How to Secure Your Cloud Data with Rules-based Engine
Cloud computing offers scalable on-demand services to consumers with greater flexibility and lesser infrastructure investment. Since cloud services are delivered using classical network protocols and formats over the Internet, implicit vulnerabilities existing in these protocols and threats introduced by newer architectures raise many security and privacy concerns.
There are many questions that arise as to whether a cloud is secure enough. Numerous threats exist, like insecure interfaces and APIs, malicious insider attacks, data loss and leakage, account or service hijacking, unknown risk profiles, etc. If a cloud service provider relies on a weak set of APIs, various security issues related to confidentiality, integrity, availability, and accountability will be raised. A malicious insider can easily obtain passwords, cryptographic keys, and files, causing fraud, damage, or theft of information and misuse of IT resources. Data loss can occur due to operational failures, unreliable data storage, and inconsistent use of encryption keys.

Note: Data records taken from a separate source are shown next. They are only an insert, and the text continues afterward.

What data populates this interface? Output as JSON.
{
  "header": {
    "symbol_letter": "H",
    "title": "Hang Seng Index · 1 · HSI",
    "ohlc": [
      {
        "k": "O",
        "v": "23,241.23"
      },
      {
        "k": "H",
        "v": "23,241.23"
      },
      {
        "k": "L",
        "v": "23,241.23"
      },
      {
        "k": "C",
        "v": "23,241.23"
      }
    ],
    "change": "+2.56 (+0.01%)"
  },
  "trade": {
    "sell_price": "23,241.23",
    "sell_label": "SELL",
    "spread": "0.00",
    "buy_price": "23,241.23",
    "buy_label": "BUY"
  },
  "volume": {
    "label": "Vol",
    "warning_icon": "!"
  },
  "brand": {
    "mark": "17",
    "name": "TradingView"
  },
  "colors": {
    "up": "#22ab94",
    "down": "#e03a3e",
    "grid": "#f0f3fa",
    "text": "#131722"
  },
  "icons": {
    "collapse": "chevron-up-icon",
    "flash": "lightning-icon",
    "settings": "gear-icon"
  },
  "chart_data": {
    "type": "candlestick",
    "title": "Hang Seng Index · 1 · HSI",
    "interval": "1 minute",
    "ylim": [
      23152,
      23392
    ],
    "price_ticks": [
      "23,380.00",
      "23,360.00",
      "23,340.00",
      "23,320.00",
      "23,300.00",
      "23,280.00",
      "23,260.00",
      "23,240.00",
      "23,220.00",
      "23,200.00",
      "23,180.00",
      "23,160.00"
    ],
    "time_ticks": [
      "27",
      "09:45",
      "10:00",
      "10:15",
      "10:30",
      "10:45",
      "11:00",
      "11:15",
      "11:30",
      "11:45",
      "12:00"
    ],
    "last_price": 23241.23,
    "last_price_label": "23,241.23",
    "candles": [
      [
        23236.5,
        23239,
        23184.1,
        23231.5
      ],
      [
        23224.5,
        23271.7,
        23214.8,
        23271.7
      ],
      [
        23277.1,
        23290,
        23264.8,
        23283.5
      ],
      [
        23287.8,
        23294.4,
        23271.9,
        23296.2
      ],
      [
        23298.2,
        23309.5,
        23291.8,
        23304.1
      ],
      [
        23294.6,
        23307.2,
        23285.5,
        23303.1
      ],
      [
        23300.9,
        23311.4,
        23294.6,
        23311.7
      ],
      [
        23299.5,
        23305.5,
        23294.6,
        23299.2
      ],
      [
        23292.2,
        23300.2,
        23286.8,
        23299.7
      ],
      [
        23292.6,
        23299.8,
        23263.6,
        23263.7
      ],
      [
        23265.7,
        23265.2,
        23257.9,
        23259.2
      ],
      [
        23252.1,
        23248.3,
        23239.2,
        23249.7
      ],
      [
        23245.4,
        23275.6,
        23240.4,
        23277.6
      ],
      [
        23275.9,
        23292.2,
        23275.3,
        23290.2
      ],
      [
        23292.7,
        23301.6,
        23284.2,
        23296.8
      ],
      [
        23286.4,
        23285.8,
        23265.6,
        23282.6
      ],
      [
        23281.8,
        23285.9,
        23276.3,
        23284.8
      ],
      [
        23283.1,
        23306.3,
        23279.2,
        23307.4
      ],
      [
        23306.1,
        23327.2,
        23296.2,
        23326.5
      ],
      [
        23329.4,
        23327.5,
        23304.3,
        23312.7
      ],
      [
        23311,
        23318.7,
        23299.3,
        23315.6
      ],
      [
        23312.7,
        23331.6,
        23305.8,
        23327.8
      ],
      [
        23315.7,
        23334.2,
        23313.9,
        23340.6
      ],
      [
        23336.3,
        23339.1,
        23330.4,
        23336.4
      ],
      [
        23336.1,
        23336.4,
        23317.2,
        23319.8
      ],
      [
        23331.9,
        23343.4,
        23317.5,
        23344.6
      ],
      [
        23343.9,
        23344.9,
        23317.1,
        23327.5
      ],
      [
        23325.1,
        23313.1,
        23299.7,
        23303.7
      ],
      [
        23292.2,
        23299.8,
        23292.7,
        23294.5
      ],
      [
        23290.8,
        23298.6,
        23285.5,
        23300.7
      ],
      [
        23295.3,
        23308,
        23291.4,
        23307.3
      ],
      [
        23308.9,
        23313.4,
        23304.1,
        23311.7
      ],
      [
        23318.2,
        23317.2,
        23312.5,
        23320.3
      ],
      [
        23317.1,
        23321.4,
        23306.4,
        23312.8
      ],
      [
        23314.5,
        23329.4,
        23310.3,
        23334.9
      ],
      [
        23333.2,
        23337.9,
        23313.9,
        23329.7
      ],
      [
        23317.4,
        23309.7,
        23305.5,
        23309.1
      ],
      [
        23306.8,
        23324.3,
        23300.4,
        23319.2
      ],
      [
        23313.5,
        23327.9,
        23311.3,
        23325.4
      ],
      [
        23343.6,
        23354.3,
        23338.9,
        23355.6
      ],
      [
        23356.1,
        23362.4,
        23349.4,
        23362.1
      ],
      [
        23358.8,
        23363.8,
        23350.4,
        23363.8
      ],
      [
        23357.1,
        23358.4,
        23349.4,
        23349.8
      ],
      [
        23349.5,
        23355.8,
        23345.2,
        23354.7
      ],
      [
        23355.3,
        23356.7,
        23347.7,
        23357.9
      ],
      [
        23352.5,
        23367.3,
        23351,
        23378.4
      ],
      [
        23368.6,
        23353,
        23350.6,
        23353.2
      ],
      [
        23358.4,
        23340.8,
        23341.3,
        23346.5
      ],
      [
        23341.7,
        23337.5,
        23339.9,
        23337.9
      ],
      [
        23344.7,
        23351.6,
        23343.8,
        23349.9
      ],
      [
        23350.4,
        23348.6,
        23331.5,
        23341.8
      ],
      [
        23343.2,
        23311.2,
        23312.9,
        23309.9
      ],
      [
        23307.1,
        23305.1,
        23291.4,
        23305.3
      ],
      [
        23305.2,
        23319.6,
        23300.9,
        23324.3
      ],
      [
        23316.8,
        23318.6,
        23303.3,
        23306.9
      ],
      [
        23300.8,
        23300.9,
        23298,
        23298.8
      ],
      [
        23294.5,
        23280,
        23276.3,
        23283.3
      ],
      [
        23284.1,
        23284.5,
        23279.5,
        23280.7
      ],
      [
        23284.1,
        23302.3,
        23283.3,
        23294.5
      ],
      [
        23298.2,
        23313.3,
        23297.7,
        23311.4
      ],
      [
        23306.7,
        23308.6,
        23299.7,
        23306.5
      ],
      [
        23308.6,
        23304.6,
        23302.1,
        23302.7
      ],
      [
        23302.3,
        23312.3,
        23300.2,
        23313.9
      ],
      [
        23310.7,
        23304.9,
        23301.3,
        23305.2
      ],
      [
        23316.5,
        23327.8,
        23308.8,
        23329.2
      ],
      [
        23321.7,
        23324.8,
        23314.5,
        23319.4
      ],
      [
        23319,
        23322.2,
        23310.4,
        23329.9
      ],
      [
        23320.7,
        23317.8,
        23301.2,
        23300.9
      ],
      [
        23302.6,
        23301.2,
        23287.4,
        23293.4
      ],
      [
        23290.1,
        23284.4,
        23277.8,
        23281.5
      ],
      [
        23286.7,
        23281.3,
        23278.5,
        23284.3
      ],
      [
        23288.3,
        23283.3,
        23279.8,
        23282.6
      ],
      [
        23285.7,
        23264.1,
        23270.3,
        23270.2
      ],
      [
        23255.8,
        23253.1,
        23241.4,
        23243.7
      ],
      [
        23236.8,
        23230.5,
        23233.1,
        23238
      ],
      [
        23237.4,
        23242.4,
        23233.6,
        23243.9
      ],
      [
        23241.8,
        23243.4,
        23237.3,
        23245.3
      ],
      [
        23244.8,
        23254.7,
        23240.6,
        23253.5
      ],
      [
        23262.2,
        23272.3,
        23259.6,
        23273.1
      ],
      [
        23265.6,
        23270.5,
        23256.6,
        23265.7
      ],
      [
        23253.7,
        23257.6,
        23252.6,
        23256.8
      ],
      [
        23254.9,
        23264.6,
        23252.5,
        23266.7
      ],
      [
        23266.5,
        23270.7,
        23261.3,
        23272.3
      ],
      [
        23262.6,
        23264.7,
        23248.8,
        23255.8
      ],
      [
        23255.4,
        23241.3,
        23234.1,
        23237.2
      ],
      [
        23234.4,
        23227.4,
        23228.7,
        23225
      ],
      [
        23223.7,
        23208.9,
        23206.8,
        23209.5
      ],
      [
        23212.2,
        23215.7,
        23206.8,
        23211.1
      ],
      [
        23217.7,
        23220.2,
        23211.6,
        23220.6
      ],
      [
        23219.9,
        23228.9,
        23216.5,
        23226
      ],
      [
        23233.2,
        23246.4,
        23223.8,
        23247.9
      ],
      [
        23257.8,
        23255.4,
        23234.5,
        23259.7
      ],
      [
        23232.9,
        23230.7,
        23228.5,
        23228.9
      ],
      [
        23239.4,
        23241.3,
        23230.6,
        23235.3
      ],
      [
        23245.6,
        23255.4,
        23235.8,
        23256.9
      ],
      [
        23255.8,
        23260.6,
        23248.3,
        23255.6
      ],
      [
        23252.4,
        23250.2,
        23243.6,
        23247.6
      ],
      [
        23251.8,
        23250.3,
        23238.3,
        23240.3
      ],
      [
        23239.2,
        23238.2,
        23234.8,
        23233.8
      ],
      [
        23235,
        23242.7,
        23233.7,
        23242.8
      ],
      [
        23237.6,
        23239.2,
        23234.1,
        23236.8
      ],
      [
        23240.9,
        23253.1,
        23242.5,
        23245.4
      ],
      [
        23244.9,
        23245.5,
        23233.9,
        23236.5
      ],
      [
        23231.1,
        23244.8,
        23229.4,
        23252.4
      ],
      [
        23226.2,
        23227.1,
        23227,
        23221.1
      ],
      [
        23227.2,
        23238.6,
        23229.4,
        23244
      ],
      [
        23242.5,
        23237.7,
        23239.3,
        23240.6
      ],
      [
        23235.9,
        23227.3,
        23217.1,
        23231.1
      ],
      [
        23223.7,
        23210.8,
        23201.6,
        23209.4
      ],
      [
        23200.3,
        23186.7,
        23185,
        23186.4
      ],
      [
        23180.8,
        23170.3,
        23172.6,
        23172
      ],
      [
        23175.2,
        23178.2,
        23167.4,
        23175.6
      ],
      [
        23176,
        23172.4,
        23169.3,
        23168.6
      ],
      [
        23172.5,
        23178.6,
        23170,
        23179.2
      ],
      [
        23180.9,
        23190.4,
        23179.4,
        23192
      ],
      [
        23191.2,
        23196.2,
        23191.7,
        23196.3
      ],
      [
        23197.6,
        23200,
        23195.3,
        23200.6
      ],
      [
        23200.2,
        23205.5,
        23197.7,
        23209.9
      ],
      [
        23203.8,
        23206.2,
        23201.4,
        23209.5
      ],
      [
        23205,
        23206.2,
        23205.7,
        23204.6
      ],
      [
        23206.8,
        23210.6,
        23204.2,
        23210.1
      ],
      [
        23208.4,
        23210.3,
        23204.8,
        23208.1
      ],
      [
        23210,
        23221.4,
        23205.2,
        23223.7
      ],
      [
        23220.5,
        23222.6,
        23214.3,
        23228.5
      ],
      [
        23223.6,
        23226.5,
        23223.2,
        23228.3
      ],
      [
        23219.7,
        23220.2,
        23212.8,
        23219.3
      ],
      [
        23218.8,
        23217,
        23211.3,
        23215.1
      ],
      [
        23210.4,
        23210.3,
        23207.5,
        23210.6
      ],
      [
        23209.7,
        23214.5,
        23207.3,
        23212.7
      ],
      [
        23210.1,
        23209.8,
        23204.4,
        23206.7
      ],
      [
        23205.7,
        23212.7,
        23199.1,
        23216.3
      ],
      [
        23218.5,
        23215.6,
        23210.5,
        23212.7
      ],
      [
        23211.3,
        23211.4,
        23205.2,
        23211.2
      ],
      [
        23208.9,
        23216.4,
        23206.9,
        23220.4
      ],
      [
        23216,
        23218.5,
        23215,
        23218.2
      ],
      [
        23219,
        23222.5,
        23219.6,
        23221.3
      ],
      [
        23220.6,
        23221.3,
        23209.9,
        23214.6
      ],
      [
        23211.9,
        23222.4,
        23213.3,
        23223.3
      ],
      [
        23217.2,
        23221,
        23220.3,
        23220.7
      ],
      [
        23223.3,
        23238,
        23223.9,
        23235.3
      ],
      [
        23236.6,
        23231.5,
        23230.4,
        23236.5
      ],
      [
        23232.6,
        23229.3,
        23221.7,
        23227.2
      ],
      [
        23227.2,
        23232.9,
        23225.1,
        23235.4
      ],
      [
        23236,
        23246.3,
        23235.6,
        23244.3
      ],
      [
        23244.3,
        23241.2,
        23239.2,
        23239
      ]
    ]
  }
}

Approaches to Detecting Attacks
Regarding detecting attacks, there are generally two different approaches: behavior-based and knowledge-based. The behavior-based method dictates how to compare recent user actions to the usual behavior, while the knowledge-based method detects known trails left by attacks or certain sequences of actions from a user who might represent an attack. Behavior-based methods use machine learning, data mining, etc to learn from previous actions and compare them with current ones. Since these methods use patterns learned from previous actions, they can predict new attacks, i.e., attacks that are new. However, many of these methods are not as efficient as knowledge-based methods, which detect attacks by comparing the current action to signatures of previous actions.
Our approach uses a knowledge-based method, with a rules engine designed to use a set of signatures called rules to define what actually constitutes an attack. Rules are signature sets describing significant characteristics of events or specific attack signatures. Rules engines provide an extensive language enabling you to write new rules and extend them to meet your requirements.
System Design
We used the Apache Spark platform to implement the rules engine. It allows data processing at scale and querying that data at scale using SQL-like syntax. This makes Apache Spark a viable option, as it allows the creation of simple rules that can run within stream windows of time and make decisions with the ease of SQL queries. As a result, it can be used as a data aggregation/event processing and analytics platform. Using Apache Spark Streaming, live data from the cloud was analyzed. This includes all traffic related to virtual hosts in the cloud.
Rules contain information about the type of action to perform when the rule is matched, source and destination IP addresses and ports, and the type of action to perform on packets to check whether they match the rule. Furthermore, it can also contain byte sequences to check against the packet’s payload. Typically, attack signatures are searched for in the payload of packets, and rules matching the content of such payloads are logged using one of the many available logging facilities, alongside information allowing the identification of the traffic flow transporting attack-related traffic. For example, one of the rules limited the number of POST requests to any host. The previously logged data is stored using MongoDB. This data is retrieved by Apache Spark using an SQL-like syntax. This data is then passed to the rules engine, where the system decides whether the current data is an attack.
Each host in the cloud is connected to the rules engine, thus allowing all the traffic to be monitored by the system.
Future Scope
Knowledge-based systems are characterized by a high hit rate of known attacks. However, it cannot detect new attacks. This system can be improved by pairing this with a behavior-based system, thus allowing the detection of new attacks while efficiently detecting known attacks. Also, as there is one rules engine for multiple hosts, the engine can get overloaded, thus becoming a bottleneck. This can be avoided by using multiple rules engines for multiple hosts.
Cloud computing is a “network of networks” over the internet; therefore, the chances of malicious attacks are more with the erudition of the attacker. Our system allows the client to customize the security rules, thus allowing them to filter traffic according to their growing requirements and new attacking patterns. Its advantages include a high detection rate, low false positives, and negatives rate, and the ability to analyze live data traffic. Eradication of malicious attacks over the cloud will deal with the majority of the security problems in the cloud, thus allowing safe and easy usage.